= Kinsley & Darling Druggists =

1850s pharmaceutical dealers in New York City

Kinsley & Darling Druggists were wholesale pharmaceutical dealers in New York City in the 1850s. The firm dealt in pure medicines, chemicals, paints, oils, and dyes. They were located at 62 Vesey Street in Manhattan An early morning fire on the morning of May 10, 1855, did more than $70,000 worth of damage to businesses located on Vesey Street, including $15,000 to Kinsley &
Darling. Their upper story and roof were burned and the lower floors were soaked with water.

As successors to Greenleaf & Kinsley the business was significant in mid-19th century New York for the variety of products it sold.
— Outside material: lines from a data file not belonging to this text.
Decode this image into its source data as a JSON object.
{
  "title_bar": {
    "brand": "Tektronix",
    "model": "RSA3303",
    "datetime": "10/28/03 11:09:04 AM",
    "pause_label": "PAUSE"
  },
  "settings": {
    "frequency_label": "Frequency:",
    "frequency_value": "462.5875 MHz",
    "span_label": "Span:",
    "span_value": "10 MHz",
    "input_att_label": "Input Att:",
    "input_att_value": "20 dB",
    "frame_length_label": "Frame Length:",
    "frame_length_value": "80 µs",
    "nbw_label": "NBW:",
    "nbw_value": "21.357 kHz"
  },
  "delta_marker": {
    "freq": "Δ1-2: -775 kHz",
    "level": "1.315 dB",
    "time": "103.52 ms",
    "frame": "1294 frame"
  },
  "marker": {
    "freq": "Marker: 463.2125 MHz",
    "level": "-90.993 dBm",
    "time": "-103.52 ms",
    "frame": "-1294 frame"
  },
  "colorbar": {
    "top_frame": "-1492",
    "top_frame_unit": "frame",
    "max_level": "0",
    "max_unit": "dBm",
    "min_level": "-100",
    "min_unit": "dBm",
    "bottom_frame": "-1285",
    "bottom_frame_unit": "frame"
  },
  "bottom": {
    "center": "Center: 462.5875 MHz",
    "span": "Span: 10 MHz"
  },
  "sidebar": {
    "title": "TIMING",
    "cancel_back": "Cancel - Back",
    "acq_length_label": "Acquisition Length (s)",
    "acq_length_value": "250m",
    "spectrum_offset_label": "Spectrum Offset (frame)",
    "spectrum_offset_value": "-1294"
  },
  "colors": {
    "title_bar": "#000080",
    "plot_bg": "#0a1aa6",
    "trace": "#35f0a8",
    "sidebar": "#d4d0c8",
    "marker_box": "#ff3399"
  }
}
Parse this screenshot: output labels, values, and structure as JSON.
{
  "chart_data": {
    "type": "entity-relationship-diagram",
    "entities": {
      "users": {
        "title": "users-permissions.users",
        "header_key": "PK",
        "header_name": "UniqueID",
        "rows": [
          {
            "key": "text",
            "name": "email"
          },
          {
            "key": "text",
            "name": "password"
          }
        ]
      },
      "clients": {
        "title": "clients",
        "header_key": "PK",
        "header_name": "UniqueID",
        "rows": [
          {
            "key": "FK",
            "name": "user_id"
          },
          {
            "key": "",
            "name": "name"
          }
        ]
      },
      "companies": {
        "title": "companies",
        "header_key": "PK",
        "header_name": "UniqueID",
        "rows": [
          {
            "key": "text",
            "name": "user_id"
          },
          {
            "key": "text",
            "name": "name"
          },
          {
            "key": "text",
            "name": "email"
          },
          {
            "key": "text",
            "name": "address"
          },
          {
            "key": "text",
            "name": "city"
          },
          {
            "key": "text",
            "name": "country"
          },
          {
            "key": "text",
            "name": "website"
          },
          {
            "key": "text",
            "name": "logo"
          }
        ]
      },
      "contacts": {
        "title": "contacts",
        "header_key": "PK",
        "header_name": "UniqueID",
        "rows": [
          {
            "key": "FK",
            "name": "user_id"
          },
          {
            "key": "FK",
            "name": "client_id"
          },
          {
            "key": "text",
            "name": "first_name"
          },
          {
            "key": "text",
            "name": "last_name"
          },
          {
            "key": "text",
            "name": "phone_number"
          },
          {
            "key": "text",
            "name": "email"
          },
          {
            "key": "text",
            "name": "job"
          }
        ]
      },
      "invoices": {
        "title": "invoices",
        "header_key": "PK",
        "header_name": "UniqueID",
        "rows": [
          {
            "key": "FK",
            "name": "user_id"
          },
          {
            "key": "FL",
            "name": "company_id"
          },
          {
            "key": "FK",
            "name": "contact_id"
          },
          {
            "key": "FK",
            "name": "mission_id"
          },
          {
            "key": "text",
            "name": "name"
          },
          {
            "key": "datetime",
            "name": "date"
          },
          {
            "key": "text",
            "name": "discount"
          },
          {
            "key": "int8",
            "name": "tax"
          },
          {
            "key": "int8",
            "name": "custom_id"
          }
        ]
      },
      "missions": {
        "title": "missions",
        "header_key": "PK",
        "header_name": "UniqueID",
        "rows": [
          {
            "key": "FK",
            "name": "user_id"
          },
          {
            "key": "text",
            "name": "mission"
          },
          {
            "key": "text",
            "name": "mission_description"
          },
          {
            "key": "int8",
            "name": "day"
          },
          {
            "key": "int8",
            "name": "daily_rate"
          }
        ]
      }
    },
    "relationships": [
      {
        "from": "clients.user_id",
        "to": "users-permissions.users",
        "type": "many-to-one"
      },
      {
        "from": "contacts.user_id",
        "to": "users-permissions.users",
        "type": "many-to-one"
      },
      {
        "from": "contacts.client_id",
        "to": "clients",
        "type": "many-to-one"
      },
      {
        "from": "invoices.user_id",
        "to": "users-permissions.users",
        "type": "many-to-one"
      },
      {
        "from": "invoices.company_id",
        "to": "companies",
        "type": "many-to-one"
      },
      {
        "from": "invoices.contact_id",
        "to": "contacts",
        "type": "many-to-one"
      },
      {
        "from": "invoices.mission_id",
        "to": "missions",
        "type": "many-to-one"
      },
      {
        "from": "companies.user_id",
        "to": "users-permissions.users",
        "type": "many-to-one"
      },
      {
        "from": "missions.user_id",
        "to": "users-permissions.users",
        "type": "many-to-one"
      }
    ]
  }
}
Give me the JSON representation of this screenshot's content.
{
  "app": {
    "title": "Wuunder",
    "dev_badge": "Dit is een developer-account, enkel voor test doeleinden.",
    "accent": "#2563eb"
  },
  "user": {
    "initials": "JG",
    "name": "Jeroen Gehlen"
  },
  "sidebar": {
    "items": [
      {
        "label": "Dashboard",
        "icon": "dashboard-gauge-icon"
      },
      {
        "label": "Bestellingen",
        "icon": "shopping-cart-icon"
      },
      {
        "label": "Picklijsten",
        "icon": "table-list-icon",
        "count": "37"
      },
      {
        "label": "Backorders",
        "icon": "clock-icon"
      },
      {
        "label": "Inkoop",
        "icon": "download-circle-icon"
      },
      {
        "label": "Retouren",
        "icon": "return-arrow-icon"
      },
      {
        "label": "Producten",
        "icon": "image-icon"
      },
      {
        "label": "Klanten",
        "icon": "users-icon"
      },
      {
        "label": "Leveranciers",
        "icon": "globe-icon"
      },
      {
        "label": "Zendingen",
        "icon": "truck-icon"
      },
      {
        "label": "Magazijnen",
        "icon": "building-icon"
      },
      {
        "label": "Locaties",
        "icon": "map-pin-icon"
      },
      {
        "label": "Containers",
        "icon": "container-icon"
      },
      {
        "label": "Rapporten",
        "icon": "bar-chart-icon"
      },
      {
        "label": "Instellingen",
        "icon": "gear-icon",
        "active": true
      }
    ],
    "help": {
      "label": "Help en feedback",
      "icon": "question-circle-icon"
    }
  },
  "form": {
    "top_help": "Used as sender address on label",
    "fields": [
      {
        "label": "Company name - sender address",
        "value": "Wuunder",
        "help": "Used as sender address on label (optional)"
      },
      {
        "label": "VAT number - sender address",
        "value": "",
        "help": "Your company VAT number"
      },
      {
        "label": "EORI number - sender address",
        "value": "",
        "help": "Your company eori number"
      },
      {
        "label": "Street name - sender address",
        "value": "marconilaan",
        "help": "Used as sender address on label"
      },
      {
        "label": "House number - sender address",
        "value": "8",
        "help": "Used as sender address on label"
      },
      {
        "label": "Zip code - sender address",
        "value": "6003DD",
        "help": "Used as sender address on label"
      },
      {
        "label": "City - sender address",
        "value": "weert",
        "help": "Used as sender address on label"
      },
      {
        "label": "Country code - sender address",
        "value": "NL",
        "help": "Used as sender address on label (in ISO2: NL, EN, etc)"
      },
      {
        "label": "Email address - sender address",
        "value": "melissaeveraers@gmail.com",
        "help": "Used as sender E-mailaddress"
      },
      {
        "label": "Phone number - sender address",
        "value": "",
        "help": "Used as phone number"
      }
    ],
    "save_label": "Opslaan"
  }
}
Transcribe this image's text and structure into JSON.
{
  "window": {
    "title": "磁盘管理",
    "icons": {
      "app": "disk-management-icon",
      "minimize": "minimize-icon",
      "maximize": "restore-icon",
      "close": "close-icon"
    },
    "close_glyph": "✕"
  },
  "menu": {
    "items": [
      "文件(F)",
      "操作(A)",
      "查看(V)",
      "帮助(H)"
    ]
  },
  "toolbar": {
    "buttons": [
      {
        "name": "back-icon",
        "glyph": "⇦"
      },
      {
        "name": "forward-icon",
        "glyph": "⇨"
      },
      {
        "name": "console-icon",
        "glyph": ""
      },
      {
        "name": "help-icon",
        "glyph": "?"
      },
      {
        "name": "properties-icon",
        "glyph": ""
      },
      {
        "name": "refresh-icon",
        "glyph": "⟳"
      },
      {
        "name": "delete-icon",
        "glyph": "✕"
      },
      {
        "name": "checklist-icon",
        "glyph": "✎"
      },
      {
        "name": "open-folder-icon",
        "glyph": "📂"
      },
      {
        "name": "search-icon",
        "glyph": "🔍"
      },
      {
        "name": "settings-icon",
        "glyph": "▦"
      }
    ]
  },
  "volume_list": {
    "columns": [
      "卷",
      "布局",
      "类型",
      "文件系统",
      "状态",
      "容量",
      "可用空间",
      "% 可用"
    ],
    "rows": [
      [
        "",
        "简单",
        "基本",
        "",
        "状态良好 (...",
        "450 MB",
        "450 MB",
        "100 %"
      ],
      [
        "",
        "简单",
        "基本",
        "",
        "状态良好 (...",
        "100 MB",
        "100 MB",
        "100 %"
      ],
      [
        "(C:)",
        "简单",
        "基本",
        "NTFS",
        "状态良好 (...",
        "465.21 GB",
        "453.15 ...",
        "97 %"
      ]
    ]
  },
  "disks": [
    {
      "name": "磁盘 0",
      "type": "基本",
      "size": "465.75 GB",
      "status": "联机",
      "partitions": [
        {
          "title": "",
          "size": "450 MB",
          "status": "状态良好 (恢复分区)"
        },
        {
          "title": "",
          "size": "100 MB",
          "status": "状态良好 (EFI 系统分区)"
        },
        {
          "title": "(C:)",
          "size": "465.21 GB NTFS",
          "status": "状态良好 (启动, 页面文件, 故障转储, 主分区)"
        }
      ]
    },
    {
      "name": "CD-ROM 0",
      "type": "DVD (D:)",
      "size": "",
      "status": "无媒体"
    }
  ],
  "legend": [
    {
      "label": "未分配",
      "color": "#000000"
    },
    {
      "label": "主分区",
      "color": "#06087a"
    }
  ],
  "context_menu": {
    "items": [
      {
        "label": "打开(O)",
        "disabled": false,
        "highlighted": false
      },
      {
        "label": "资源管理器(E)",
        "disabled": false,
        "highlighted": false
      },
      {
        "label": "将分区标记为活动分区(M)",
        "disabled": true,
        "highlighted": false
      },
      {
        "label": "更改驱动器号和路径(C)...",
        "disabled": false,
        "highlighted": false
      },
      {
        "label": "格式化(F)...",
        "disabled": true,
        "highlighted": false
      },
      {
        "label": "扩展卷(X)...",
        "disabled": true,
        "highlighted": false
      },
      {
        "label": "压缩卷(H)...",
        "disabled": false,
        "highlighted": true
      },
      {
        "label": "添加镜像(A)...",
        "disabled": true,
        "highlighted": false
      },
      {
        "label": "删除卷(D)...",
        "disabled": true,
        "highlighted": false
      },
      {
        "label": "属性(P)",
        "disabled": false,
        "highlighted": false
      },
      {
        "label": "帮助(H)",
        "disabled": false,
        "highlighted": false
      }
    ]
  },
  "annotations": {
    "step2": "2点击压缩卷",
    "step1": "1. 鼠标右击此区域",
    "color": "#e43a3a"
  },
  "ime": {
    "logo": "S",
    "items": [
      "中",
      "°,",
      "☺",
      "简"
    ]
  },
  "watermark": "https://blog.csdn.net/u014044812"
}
Aside from medicinal items, the company supplied country merchants, artisans, grocers, bakers, confectioners, distillers, and restaurateurs.

==Business fails==

Kinsley & Darling became insolvent in 1856. According to testimony given at the New York Court of General Sessions, December 11, 1856, Charles Wills of Wills & Conley, had advanced money on notes for Kinsley & Darling six months prior to the druggists' failure. Emil Schoning, a druggist whose business address was 175 Second Street and 700 Eighth Avenue, was requested by Darling to go and buy notes for $100. Schoning testified concerning this at the trial of Wills and Conley for receiving $7,000 (~$ in ) of stolen goods.